Biomedical engineers at Duke University have demonstrated the most effective treatment for pancreatic cancer ever recorded in mouse models.
The new treatment completely eliminated tumours in 80% of mice across several model types, including those considered the most difficult to treat.
The approach combines traditional chemotherapy drugs with a new method for irradiating the tumour. The treatment implants radioactive iodine-131 directly into the tumour within a gel-like depot that protects healthy tissue and is absorbed by the body after the radiation fades away.
The results were published in Nature Biomedical Engineering.
“We did a deep dive through over 1100 treatments across preclinical models and never found results where the tumours shrank away and disappeared like ours did,” said Jeff Schaal, who conducted the research during his PhD in the laboratory of Ashutosh Chilkoti, the Alan L Kaganov Distinguished Professor of Biomedical Engineering at Duke.
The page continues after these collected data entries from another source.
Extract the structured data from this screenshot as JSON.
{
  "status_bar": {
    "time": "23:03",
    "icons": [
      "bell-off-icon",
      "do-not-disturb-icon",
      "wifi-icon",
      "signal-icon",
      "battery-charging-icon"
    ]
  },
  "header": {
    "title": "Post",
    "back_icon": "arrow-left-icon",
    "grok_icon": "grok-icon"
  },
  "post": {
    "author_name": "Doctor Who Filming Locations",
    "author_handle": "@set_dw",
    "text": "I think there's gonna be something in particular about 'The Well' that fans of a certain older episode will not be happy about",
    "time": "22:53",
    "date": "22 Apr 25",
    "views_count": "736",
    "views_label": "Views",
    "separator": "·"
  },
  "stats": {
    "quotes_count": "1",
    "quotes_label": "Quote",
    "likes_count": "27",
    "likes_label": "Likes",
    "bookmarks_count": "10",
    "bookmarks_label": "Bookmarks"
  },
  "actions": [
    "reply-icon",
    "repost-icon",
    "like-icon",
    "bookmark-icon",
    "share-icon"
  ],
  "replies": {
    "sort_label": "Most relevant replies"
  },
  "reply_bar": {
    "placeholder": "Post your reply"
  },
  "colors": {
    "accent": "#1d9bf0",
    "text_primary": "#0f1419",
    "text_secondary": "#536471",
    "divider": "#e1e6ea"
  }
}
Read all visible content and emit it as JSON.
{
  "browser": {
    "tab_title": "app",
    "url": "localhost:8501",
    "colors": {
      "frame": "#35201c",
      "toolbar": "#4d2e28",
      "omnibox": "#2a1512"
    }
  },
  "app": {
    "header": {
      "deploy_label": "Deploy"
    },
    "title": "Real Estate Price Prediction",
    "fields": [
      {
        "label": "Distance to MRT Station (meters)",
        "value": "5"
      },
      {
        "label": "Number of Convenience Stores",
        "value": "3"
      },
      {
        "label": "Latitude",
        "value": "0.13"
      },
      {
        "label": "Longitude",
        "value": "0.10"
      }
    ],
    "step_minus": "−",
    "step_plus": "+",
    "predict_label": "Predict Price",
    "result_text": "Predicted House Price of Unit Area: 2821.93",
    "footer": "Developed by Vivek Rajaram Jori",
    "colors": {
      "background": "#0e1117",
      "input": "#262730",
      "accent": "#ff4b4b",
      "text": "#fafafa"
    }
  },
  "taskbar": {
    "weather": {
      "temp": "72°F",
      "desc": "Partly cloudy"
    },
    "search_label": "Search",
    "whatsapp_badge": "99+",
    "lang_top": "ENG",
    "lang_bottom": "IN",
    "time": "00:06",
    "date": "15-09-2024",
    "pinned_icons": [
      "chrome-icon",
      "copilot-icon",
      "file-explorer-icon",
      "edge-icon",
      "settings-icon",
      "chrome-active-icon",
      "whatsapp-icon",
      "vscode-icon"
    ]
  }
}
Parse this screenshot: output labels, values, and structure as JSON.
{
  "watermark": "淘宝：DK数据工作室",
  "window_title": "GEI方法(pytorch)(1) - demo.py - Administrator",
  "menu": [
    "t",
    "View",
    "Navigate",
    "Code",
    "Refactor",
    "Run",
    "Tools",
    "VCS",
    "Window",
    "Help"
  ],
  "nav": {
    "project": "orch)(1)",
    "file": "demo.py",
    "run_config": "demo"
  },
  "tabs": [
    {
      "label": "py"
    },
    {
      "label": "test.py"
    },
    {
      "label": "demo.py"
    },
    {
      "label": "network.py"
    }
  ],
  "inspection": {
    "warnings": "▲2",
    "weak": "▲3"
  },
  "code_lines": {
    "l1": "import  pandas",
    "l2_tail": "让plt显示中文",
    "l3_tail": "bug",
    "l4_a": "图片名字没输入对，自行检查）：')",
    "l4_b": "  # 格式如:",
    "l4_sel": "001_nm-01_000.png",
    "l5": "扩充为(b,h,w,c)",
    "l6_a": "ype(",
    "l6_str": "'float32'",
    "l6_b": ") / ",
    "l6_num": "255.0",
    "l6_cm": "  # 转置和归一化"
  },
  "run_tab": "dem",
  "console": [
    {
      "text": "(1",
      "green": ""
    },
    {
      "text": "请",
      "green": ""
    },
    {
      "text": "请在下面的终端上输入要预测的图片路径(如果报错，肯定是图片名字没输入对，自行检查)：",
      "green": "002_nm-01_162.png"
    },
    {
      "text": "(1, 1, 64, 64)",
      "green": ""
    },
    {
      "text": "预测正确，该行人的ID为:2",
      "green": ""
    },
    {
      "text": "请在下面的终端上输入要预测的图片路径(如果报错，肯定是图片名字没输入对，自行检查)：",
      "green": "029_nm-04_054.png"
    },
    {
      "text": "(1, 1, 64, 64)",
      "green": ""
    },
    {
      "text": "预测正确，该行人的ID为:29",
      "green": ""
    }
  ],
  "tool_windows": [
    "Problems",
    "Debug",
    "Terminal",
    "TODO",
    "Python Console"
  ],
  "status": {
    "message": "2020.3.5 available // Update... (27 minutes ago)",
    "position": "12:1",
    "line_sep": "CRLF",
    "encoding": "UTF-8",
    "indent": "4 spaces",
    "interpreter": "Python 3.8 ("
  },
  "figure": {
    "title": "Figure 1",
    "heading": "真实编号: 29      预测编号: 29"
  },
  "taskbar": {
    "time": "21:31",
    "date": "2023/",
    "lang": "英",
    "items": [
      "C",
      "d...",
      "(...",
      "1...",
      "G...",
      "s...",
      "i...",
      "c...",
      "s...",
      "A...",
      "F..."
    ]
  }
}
“When the rest of the literature is saying that what we’re seeing doesn’t happen, that’s when we knew we had something extremely interesting.”
Despite accounting for only 3.2% of all cancer cases, pancreatic cancer is the third leading cause of cancer-related death. The current leading treatment is ineffective unless a certain threshold of radiation reaches the tumour and this is very difficult without risking severe side effects.
“We think the constant radiation allows the drugs to interact with its effects more strongly than external beam therapy allows,” Schaal added. “That makes us think that this approach might actually work better than external beam therapy for many other cancers, too.”
The researchers say their next step is large animal trials and if successful, they look toward a Phase I clinical trial in humans.